Sua atividade docente ao longo do período, considerada “bastante positiva”, envolveu ministrar as disciplinas de graduação Química Analítica I, II e III; Química Analítica Instrumental; e Fundamentos da Química para Física. Na pós-graduação, contribuiu com as disciplinas Tópicos Avançados de Química I, II, III (quatro vezes) e IV (três vezes) e Sensores Químicos e Biossensores (duas vezes).

Orientou quatro alunos de iniciação científica e está orientando outros seis, todos com bolsas de estudos (duas da Fapesp), além de um aluno de mestrado e um de doutorado. “Tem contribuído em assessoria ad hoc junto à Fapesp e Fundação Araucária, tem atuado como editor da Frontiers in Sensors, como editor de números especiais da Nanomaterials e Current Opinion in Electrochemistry, além de participar como revisor de inúmeros periódicos”. Por fim, Gonçalves foi membro titular da Congregação do IQ (2020-2022).

Não há como evitar a impressão de que a USP está perdendo um bom professor, mesmo se observados estritamente os padrões meritocráticos, cientométricos e produtivistas tão ao gosto da Reitoria.

Os apelos do Departamento de Química Fundamental ao reitor

A insólita situação criada pelos torquemadas da Reitoria levou o chefe do Departamento de Química Fundamental, professor Josef Wilhelm Baader, a enviar um apelo ao reitor em 6/4, “na esperança de encontrar uma  possibilidade ou um caminho” para evitar a demissão de Gonçalves (p. 96 do PAD).
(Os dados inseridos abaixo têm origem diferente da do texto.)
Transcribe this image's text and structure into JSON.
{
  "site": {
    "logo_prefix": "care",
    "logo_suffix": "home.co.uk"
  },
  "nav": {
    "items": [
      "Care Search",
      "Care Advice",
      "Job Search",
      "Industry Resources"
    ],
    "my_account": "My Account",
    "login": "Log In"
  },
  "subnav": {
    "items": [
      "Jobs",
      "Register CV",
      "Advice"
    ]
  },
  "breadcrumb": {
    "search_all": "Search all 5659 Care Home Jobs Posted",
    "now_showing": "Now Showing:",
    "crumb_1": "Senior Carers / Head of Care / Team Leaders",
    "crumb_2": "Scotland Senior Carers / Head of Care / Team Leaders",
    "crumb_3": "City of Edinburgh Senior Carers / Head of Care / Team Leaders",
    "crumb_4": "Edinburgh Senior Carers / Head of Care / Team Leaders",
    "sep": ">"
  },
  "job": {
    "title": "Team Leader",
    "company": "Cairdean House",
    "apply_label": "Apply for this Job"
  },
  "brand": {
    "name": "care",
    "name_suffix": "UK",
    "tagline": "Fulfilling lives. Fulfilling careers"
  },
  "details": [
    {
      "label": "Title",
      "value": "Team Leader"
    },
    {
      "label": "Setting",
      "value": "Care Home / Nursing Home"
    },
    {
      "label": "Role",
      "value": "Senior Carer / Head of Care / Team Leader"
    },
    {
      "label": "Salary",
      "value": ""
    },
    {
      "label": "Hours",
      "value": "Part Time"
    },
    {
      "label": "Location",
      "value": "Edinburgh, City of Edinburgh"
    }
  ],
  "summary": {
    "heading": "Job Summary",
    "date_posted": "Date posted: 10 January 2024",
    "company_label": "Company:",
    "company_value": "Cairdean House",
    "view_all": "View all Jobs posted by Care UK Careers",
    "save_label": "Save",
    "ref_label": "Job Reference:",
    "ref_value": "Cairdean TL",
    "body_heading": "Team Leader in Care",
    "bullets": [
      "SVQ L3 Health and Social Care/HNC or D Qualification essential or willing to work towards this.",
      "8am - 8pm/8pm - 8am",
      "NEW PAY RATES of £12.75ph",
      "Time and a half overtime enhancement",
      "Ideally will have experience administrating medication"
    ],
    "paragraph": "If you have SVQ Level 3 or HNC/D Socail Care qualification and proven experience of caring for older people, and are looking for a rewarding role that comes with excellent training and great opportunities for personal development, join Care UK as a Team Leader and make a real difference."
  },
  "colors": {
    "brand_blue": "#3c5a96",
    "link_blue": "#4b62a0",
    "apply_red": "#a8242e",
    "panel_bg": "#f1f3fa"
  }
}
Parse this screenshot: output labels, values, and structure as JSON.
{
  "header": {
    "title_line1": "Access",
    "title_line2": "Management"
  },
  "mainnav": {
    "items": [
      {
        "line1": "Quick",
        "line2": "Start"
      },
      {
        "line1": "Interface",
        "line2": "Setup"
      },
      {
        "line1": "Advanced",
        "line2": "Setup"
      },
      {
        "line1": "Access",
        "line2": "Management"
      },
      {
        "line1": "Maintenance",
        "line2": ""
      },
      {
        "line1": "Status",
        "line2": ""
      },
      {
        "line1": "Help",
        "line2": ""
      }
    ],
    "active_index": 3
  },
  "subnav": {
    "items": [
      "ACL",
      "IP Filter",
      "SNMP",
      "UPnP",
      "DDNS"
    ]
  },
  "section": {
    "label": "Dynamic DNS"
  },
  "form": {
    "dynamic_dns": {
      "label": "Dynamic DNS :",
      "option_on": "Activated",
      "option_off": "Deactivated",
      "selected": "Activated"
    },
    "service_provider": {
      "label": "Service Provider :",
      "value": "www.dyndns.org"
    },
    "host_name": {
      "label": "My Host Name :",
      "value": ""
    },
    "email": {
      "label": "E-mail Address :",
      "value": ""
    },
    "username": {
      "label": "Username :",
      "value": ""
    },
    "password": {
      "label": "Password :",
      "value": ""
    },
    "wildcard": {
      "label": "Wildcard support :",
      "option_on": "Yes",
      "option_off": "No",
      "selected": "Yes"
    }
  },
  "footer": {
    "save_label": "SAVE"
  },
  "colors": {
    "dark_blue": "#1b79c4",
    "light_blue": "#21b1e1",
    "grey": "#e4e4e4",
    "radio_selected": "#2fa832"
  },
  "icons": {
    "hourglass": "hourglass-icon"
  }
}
Idêntica posição fora adotada em 22/2 pelo Conselho Departamental, que aprovou, por unanimidade, moção de apoio ao docente, igualmente encaminhada a Agopyan (p. 100 do PAD).

“Como deve ser do conhecimento de V.Sa., o Prof. Luís Francisco Moreira Gonçalves […] se encontra em situação funcional bastante difícil, pois movido por razões humanitárias, e obediência ao Juramento de Hipócrates, efetuado por ele, tanto em Portugal, quanto no Brasil (tem formação em Medicina e possui nacionalidade Portuguesa), e dada a situação calamitosa em que se encontra o Estado de Rondônia, no enfrentamento da Pandemia de Covid-19, com absoluta insuficiência de médicos para atender ao crescente número de pacientes infectados, sentiu-se impelido a ajudar aquelas pessoas”, principia o ofício de Baader.

“Ressalte-se, contudo, que apesar de ter assinado um contrato com a Secretaria de Saúde daquela Unidade da Federação, suas intenções não incluíam auferir vantagem pecuniária, tendo mesmo se prontificado em abdicar do salário obtido como professor da USP, no período, em benefício do Hospital Universitário, ou cogitado um afastamento com prejuízo de vencimentos, sendo que esta última providência foi a ele vetada pois não possui ainda cinco anos de efetivo exercício no serviço público”, prossegue o chefe do departamento.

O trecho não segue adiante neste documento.